I will have one more try to use PySpark with Yarn.
spark-submit –master yarn test.py
vs
spark-submit –master local test.py
If I submit with yarn but specify local within the code, it works fine.
If I submit with master=local and specify local with the code it works fine.
If I submit master=yarn and yarn in code, it failed, this time with an out of space error:
diagnostics: Application application_1510537474959_0005 failed 2 times due to AM Container for appattempt_1510537474959_0005_000002 exited with exitCode: -1000
Failing this attempt.Diagnostics: [2017-11-24 20:02:13.899]No space left on device
java.io.IOException: No space left on device
at java.io.FileOutputStream.writeBytes(Native Method)
at java.io.FileOutputStream.write(FileOutputStream.java:326)
at org.apache.hadoop.fs.FileUtil.unZip(FileUtil.java:608)

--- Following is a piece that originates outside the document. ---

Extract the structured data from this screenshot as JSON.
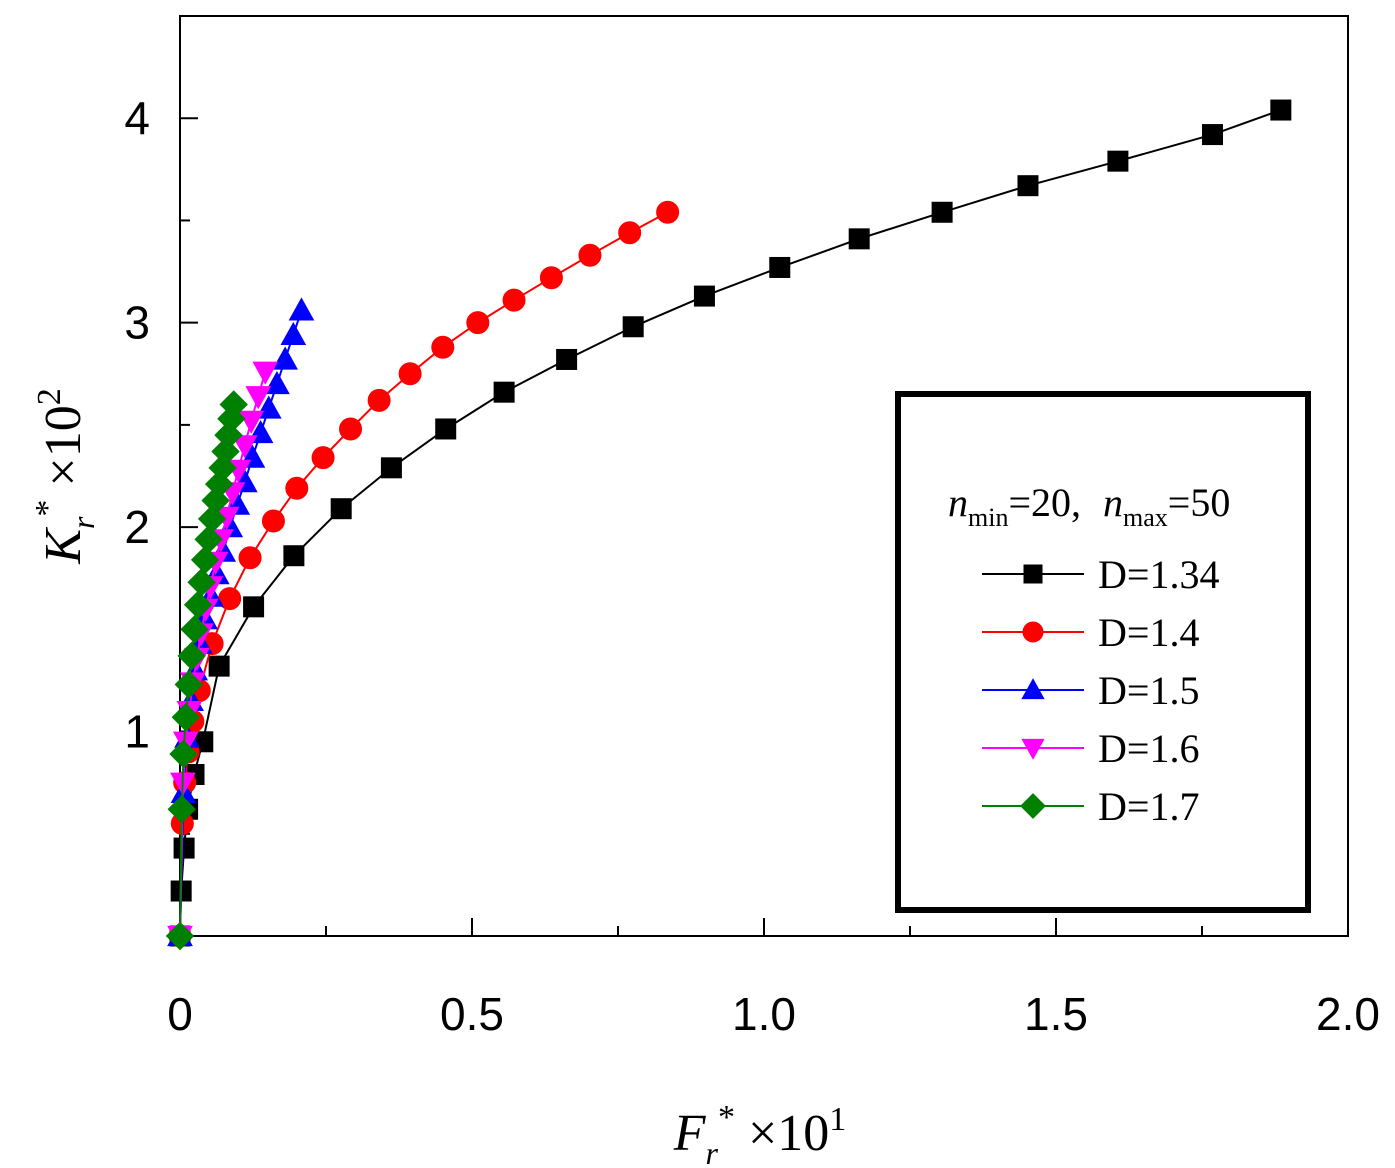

at org.apache.hadoop.yarn.util.FSDownload.unpack(FSDownload.java:279)
at org.apache.hadoop.yarn.util.FSDownload.call(FSDownload.java:364)
at org.apache.hadoop.yarn.server.nodemanager.containermanager.localizer.ContainerLocalizer$FSDownloadWrapper.doDownloadCall(ContainerLocalizer.java:235)
at org.apache.hadoop.yarn.server.nodemanager.containermanager.localizer.ContainerL
Now if I run with local as master and yarn in code, I also get the following info about name node.
org.apache.hadoop.ipc.RemoteException(org.apache.hadoop.hdfs.server.namenode.SafeModeException): Cannot delete /user/steve/.sparkStaging/application_1510537474959_0006. Name node is in safe mode.
Resources are low on NN. Please add or free up more resourcesthen turn off safe mode manually. NOTE: If you turn off safe mode before adding resources, the NN will immediately return to safe mode. Use “hdfs dfsadmin -safemode leave” to turn safe mode off. NamenodeHostName:localhost
But loca/local still works…
Now I run with spark in submit command (local still in code) but this time specify executor memory and number of executors and it works.